Nico Rosberg may have won Sunday’s Belgian Grand Prix with relative ease, but behind him all the talk was of the latest headline-grabbing action from teenage superstar Max Verstappen, with yet more calls for the Dutch ace to reign in his antics.
After a stunning performance in qualifying to start second, Red Bull’s young charger had hopes for victory in Belgium, the country of his birth.
But a slow start saw him swamped by both Ferraris, and the 18-year-old made a rash move which helped punt Kimi Raikkonen into Sebastian Vettel.
A wild first-lap then saw Verstappen go off track on multiple occasions with a damaged car, before later making contact with Raikkonen once again.

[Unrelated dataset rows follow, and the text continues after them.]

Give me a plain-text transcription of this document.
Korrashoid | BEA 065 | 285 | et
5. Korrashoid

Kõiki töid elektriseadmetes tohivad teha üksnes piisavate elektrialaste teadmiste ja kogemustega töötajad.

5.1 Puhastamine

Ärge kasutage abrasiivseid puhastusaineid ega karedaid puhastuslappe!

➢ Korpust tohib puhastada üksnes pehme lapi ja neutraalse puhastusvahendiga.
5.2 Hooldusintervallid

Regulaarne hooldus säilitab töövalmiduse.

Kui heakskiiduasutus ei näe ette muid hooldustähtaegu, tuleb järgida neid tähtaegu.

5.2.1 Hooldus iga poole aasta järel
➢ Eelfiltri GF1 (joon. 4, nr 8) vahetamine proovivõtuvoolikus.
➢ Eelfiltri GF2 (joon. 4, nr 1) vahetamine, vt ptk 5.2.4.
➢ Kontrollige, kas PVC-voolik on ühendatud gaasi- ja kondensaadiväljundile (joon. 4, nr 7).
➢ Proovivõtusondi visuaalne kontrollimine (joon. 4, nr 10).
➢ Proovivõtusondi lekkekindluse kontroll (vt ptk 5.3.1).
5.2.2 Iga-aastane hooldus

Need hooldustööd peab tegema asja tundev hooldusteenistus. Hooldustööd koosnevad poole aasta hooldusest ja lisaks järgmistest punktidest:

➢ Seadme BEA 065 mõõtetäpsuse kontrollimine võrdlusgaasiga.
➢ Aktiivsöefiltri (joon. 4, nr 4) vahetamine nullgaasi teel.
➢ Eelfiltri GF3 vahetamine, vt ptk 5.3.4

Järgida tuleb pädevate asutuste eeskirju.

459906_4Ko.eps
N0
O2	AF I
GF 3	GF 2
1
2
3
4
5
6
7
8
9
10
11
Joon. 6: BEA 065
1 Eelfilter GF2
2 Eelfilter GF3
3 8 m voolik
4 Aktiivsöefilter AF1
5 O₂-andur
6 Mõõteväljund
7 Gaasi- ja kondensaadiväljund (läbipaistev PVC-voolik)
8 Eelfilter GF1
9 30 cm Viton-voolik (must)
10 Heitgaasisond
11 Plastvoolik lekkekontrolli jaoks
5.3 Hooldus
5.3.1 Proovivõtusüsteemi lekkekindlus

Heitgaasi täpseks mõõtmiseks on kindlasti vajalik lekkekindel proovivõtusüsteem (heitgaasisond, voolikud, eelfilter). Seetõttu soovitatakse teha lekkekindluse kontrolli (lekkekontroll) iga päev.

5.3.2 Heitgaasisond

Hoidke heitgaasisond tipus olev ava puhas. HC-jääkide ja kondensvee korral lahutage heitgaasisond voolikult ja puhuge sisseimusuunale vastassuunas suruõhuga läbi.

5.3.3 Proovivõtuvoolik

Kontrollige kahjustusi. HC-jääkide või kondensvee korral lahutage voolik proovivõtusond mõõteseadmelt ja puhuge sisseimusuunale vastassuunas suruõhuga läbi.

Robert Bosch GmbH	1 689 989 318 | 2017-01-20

Having come into combat with the Finn already this season, the teenager’s late move at over 200mph on the Kemmel straight was what really angered the 2007 world champion.
— Formula 1 (@F1) August 28, 2016
“If I had not braked, we would have had a massive accident,” Raikkonen said after the race.
“It will happen sooner or later if this doesn’t change. I am fine with good, hard racing but that is not correct.”
Mercedes’ title rivals Lewis Hamilton and Nico Rosberg have also both subtly backed Raikkonen’s views.
Back in July, when Hamilton was quizzed on the incident between Raikkonen and Verstappen at the Hungarian race, the three-time champion replied: “Kimi doesn’t make too many comments, unless it’s a serious thing. So if Kimi says it is not right, it is most likely not right.”
Defending himself, Max reckons the views on his driving are ‘a big lie’.
“I’m just defending my position and if somebody doesn’t like it, it’s his own problem,” the Dutchman said this weekend.
The 1997 world champion Jacques Villeneuve has also had his say on the issue, with the former Williams driver warning Verstappen: “Just calm down, you’re going to kill someone.”
Many expressed surprise that the Red Bull ace wasn’t handed a penalty for his wild antics, but perhaps with so much attention on him, the FIA will keep a closer eye on their latest superstar this weekend in Monza.
The Dutchman is 14/1 to win Sunday’s Italian GP, but even if he doesn’t win, he’s sure to be attracting all the attention, though it may be for the wrong reasons.